As economists and the business world rave about the profit potentials of globalization, activists and scholars rage over its hidden agenda. Professor of Sociology at Boston College and author Charles Derber assembles a visionary argument for a new globalization within his book People Before Profit (Picador, 2003). Dispelling the common belief that globalization is a force that shapes our lives, he shows a history where it is shaped by a powerful few at the expense of many. In a clear, intelligent, yet impassioned voice, Derber exposes the dynamics between imperialism, whether economic, military or cultural, poverty, terrorism and democracy. All converging together to create the globalization changing our lives, but seemingly out of reach to much of the world.

A large part of Derber’s work focuses on redefining globalization by infusing it with true democracy in all aspects of our lives. He is part of a growing choir that sees a society operating from localized democratic ideals as the only future. In a phrase, it is People Power that this enlightened choir sings of, including scholars such as John Cavanagh, Naomi Klein, Noam Chomsky, Vandana Shiva, Lori Wallach and many other scholars. Not to mention the thousands of grassroots protestors Derber lionizes in their effort to rattle the powers of world bodies like the World Trade Organization, International Monterey Fund and World Bank. Derber is hardly the detached academic who watches the world through statistics from Ivory towers.

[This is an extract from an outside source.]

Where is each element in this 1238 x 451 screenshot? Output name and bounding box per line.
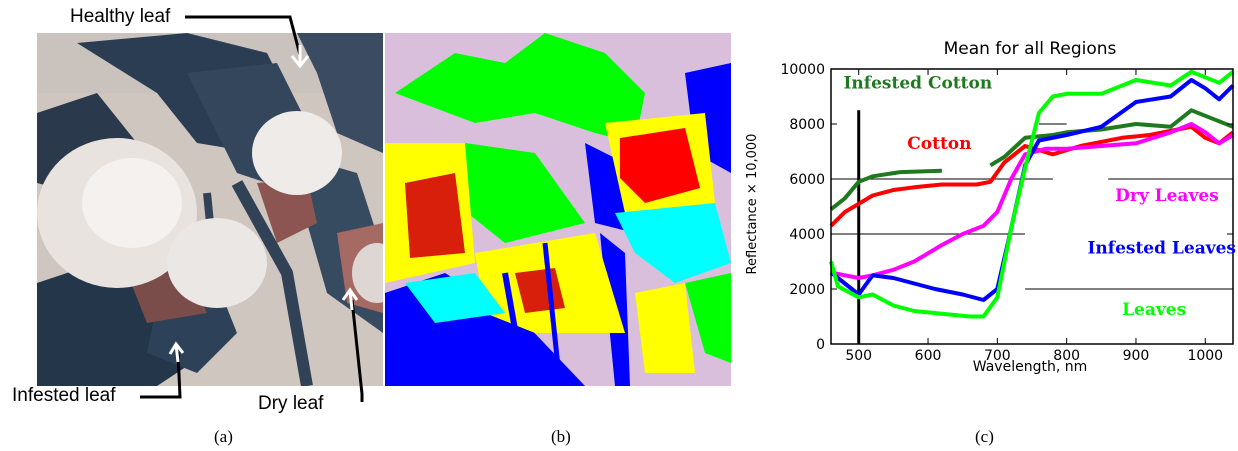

His presence is on the ground with activists and through travels to Bangladesh to hear the plight of workers in sweatshops.

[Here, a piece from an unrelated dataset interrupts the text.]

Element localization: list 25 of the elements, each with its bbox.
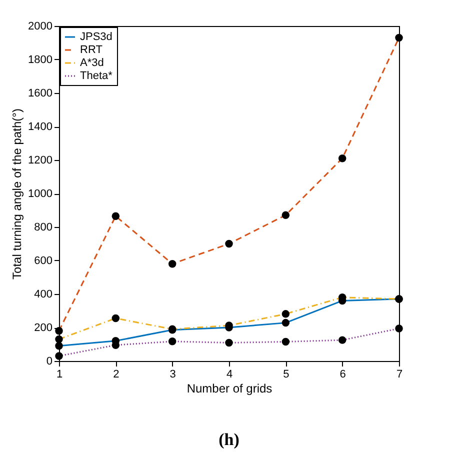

Through Derber’s expansive view of how corporations shape economic policy, we see how world institutions created as protection are actually hurting those who reach out. Pour countries are locked in debt with industrialized superpowers that manipulate trade to keep resources cheaply available. People who are workers, farmers, activists and community leaders have been fighting this battle for equality in trade for generations. It takes intellectuals like Derber to penetrate the minds of economists and politicians, brining substance to the struggle. Though the voice within People Before Profit never attempts to leap over the heads of a wide potential readership. No life has gone untouched in the world Derber describes and with ease we can see how we fit into globalization’s puzzle. Besides an accessible read, Derber puts forth a plan for what is becoming the challenge of this century. The wars on terror and poverty are being waged, but it becomes evident under his insight that they are misdirected. The true struggle is within the self and the choices of the individual become the battleground. As much as Derber paints a dark picture, it is wrapped in a silver lining of personal solutions. That is really all that democratic possibilities rely on, that we make empowered choices and if enough of us want what is good, it manifests. With 13 pages at the end of the book packed full of individual solutions to take on, we are given a reality with hope. Derber doesn’t just see the historic patterns of globalization shaping the future; he makes a promise that with action we can change the shape of it.